The further visualization technology travels into the transaction, the more it starts to look like something other than a marketing tool.

Alexander Paykin brings an unusual vantage point to this question. As a New York real estate attorney and broker, and chair of the New York State Bar Association’s Committee on Technology and the Legal Profession, he spends considerable time thinking about how technology changes not just how properties are sold but how disputes about them get resolved. What he’s watching most closely isn’t the walkthroughs themselves. It’s the record they leave behind.

When a buyer completes a virtual walkthrough of a pre-construction property, that interaction generates a precise digital record of what was shown and represented before the transaction closed. The practical effect, Paykin says, is fewer disputes about what was promised versus what was delivered. “You’ve got a precise digital record of what the buyer saw before they signed,” he says. That changes the legal landscape in ways the industry is only beginning to reckon with.

Paykin sees the technology moving in an even more consequential direction. The same buildings generating 3D walkthroughs are also generating continuous data streams from smart meters, HVAC systems, structural sensors, and security logs. The opportunity, he says, is to converge those layers into what the industry calls a digital twin: a live, data-connected model of a physical building that doesn’t just show what a space looks like, but what it’s actually doing, including energy consumption, occupancy patterns, maintenance histories, and temperature variations. That’s where 3D becomes an underwriting tool and a disclosure mechanism, not just a sales asset.

Still Evolving 

The next frontier, according to those watching it most closely, is the convergence of visualization with construction itself. Kaufman sees augmented and virtual reality intersecting with modular and prefabricated building methods in ways that could allow developers to design, visualize, and essentially pre-approve a structure in 3D before it ever reaches the factory floor. The efficiency implications for development timelines and costs are significant.
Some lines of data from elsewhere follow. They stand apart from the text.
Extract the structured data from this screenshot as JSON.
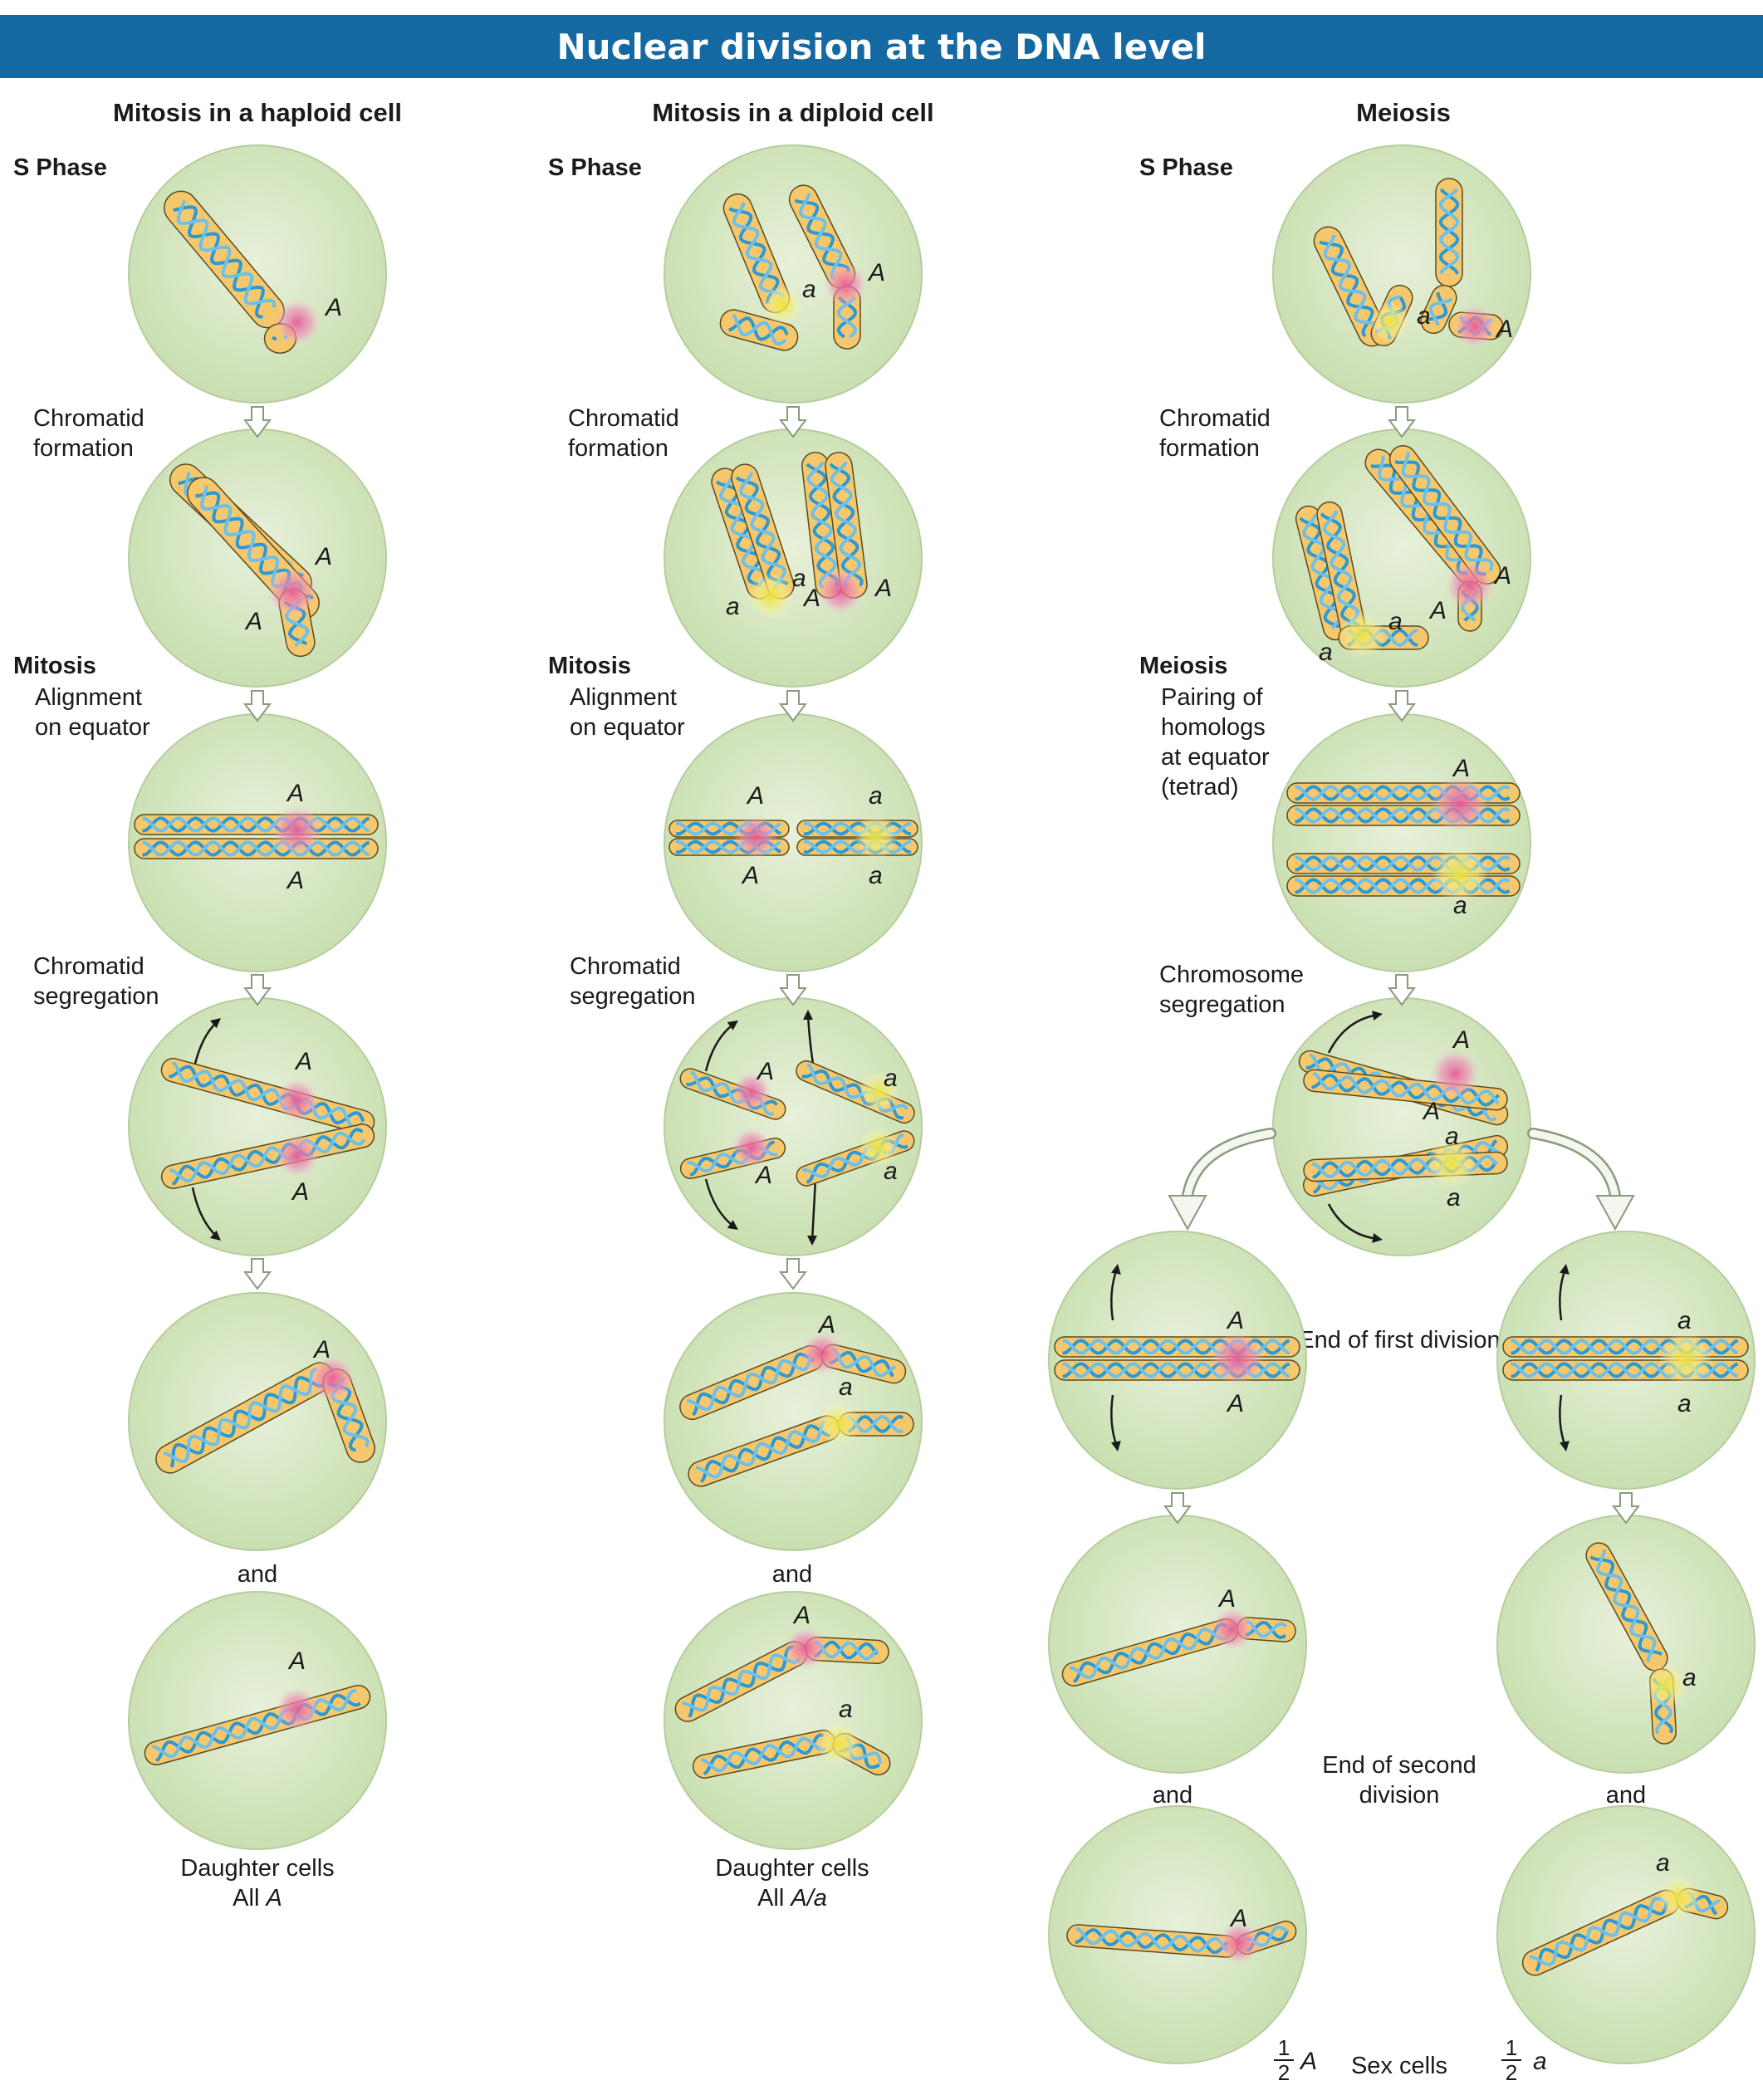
{
  "banner_title": "Nuclear division at the DNA level",
  "columns": {
    "haploid": {
      "title": "Mitosis in a haploid cell",
      "s_phase": "S Phase",
      "chromatid_formation": "Chromatid\nformation",
      "mitosis": "Mitosis",
      "alignment": "Alignment\non equator",
      "segregation": "Chromatid\nsegregation",
      "and": "and",
      "daughter_title": "Daughter cells",
      "daughter_prefix": "All ",
      "daughter_allele": "A"
    },
    "diploid": {
      "title": "Mitosis in a diploid cell",
      "s_phase": "S Phase",
      "chromatid_formation": "Chromatid\nformation",
      "mitosis": "Mitosis",
      "alignment": "Alignment\non equator",
      "segregation": "Chromatid\nsegregation",
      "and": "and",
      "daughter_title": "Daughter cells",
      "daughter_prefix": "All ",
      "daughter_allele": "A/a"
    },
    "meiosis": {
      "title": "Meiosis",
      "s_phase": "S Phase",
      "chromatid_formation": "Chromatid\nformation",
      "meiosis": "Meiosis",
      "pairing": "Pairing of\nhomologs\nat equator\n(tetrad)",
      "segregation": "Chromosome\nsegregation",
      "end_first": "End of\nfirst division",
      "end_second": "End of\nsecond division",
      "and_left": "and",
      "and_right": "and",
      "sex_cells": "Sex cells",
      "half_num": "1",
      "half_den": "2",
      "left_allele": "A",
      "right_allele": "a"
    }
  },
  "alleles": {
    "dominant": "A",
    "recessive": "a"
  },
  "colors": {
    "banner": "#1469a3",
    "cell_fill": "#d4e5bf",
    "cell_center": "#e6f0d8",
    "chromosome": "#f6c86d",
    "dna_strand": "#2a9ad6",
    "centromere_A": "#e86aa0",
    "centromere_a": "#f2ea5a",
    "arrow": "#aab89a"
  }
}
This article is based on information provided by the expert sources cited above. The views expressed are those of the individual contributors and do not represent a unified industry position. This article is intended for general informational purposes only and does not constitute legal, financial, or real estate advice. Readers should conduct their own research and consult qualified professionals before making any real estate or financial decisions.